The difference of squares is a pattern that can be identified in the form \( a^2 - b^2 \), which can be factored into \( (a + b)(a - b) \). For \( x^2 - 9 \), recognize that this equals \( x^2 - 3^2 \). Therefore, it factors as \( (x + 3)(x - 3) \).
Factoring is useful because it helps decompose the quadratic into simpler linear factors, making it easier to analyze or solve any given inequality.

Critical points are values that make each factor of the quadratic expression equal to zero. These points are important when analyzing where a quadratic inequality holds true. Once the quadratic expression has been factored, you can find the critical points by setting each factor equal to zero.
For the expression \((x + 3)(x - 3)\), setting each factor to zero, we have:

• \( x + 3 = 0 \), which gives us \( x = -3 \)
• \( x - 3 = 0 \), which gives us \( x = 3 \)

These critical points, \( x = -3 \) and \( x = 3 \), divide the number line into regions or intervals.

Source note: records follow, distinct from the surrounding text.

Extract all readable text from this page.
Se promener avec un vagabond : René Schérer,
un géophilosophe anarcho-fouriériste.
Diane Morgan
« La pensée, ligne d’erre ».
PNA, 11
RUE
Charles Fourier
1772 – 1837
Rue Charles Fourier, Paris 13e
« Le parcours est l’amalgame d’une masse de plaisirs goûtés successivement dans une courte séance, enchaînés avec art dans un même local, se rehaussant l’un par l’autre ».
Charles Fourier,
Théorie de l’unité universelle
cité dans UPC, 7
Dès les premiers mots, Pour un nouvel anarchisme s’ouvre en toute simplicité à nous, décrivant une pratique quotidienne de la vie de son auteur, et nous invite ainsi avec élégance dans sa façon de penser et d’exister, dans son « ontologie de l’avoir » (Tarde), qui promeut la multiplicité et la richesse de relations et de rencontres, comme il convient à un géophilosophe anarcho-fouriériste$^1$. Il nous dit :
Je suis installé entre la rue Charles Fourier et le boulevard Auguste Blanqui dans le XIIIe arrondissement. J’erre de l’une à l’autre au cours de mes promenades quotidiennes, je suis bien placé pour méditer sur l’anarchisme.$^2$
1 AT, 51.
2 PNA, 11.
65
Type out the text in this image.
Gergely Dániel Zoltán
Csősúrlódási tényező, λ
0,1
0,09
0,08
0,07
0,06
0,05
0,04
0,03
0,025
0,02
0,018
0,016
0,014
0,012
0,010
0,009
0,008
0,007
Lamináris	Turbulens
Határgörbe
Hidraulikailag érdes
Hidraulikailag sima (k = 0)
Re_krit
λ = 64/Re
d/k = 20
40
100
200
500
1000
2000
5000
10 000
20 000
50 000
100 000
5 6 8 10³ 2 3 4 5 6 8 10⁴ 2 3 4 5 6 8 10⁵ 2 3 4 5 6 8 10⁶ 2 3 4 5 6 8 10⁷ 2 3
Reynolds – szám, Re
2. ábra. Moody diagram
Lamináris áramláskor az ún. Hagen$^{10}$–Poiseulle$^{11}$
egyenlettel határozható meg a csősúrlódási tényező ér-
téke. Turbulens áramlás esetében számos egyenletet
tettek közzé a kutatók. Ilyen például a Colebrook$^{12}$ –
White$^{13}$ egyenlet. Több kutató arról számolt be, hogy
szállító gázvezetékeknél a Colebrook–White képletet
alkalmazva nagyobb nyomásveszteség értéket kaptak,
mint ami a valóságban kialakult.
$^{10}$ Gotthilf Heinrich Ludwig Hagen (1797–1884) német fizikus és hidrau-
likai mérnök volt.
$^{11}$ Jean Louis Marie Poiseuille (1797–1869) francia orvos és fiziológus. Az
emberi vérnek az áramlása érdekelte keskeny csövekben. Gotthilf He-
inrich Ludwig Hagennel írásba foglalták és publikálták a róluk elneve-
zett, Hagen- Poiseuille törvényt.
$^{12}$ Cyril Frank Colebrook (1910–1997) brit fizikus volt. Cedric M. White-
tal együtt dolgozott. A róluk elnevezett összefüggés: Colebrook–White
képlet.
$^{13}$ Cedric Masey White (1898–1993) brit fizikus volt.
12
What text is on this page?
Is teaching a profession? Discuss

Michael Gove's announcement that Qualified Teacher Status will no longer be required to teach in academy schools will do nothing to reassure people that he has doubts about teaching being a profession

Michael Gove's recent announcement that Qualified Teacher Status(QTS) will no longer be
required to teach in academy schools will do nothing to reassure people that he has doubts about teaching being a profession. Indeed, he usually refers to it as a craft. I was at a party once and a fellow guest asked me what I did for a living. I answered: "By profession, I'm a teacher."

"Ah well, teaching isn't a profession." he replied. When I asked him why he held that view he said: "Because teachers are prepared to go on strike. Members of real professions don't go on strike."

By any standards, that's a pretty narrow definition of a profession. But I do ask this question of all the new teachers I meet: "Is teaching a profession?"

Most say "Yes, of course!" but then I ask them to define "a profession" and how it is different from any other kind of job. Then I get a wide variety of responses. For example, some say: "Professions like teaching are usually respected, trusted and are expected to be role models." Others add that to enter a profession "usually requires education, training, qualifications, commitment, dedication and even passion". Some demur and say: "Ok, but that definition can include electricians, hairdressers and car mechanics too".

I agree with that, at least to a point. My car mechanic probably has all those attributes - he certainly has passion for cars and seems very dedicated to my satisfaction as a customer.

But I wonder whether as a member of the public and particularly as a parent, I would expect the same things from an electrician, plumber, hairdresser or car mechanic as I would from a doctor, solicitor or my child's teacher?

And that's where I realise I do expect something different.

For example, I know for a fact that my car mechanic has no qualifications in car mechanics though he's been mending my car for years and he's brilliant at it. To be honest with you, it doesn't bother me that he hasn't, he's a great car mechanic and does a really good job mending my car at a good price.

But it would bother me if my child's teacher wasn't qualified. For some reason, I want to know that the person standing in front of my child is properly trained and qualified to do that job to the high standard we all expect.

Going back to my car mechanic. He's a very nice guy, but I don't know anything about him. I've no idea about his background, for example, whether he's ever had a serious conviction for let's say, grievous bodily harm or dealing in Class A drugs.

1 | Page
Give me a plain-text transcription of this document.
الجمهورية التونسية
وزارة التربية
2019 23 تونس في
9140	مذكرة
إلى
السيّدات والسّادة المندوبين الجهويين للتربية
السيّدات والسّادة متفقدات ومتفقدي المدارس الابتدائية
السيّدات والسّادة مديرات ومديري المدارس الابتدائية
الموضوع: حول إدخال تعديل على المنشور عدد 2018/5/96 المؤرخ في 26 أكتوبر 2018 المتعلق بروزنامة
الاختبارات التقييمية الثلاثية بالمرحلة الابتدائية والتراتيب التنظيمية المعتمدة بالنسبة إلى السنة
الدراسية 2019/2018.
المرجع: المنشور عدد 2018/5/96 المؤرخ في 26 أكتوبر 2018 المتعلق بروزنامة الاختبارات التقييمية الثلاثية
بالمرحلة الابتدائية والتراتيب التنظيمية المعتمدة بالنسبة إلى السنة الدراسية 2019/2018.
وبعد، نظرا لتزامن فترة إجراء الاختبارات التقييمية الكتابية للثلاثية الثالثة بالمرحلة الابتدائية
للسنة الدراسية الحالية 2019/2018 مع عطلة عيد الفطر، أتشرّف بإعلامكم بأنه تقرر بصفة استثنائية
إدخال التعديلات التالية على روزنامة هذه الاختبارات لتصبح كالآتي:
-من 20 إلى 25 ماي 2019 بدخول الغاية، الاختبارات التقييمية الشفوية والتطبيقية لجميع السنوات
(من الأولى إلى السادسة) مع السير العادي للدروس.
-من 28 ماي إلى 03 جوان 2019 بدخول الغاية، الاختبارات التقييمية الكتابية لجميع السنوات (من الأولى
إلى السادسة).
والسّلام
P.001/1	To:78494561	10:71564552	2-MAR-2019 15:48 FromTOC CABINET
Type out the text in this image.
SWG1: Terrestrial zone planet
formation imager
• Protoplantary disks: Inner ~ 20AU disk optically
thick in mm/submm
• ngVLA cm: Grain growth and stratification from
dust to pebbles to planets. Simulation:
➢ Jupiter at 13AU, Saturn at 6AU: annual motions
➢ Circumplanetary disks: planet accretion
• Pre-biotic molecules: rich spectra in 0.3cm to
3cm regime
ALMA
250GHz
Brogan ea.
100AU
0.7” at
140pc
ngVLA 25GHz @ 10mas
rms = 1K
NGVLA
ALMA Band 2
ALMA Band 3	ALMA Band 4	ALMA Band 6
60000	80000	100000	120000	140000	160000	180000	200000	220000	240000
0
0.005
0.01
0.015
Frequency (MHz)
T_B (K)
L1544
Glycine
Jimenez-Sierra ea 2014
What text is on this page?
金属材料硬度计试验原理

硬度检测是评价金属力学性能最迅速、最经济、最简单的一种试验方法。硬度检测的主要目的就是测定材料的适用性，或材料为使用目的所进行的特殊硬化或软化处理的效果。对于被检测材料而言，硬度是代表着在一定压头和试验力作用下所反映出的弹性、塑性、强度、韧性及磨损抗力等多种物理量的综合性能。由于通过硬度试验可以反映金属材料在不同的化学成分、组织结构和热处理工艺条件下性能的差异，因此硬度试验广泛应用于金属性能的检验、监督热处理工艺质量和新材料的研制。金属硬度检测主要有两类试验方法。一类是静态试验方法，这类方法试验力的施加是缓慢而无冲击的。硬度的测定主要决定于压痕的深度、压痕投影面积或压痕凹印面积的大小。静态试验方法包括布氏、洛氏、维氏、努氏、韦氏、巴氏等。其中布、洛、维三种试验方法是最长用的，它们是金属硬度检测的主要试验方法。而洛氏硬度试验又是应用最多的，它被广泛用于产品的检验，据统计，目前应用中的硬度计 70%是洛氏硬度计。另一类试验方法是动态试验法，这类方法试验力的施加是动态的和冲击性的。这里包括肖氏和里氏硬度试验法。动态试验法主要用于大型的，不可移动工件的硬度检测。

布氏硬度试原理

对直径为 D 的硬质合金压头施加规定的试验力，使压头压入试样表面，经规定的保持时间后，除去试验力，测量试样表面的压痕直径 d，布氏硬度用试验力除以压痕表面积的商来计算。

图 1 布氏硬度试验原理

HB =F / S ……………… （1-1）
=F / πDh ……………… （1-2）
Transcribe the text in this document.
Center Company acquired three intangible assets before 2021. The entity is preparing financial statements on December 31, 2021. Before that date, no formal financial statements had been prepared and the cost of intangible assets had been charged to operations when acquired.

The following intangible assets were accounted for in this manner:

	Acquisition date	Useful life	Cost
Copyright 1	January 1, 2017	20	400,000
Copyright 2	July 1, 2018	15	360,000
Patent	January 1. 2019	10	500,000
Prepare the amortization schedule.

Identifying critical points helps in testing intervals to determine where the inequality is true.

Interval testing is a method to determine where a quadratic inequality holds true by selecting test points from the intervals created by critical points.
After finding the critical points, the real number line is divided into segments:

• \( (-\infty, -3) \)
• \( [-3, 3] \)
• \( (3, \infty) \)

Choose test points from each interval and substitute them into the factored inequality \( (x + 3)(x - 3) \geq 0 \). For example:

• Test point \( x = -4 \) in \( (-\infty, -3) \) results in a negative product, indicating \( (x + 3)(x - 3) < 0 \)
• Test point \( x = 0 \) in \( [-3, 3] \) also results in a negative product
• Test point \( x = 4 \) in \( (3, \infty) \) results in a positive product, meaning \( (x + 3)(x - 3) > 0 \)

The original inequality \( (x + 3)(x - 3) \geq 0 \) includes points where the expression equals zero, so \( x = -3 \) and \( x = 3 \) are part of the solution. Combining these findings leads to the conclusion that the inequality holds true for: \( (-\infty, -3] \cup [3, \infty) \).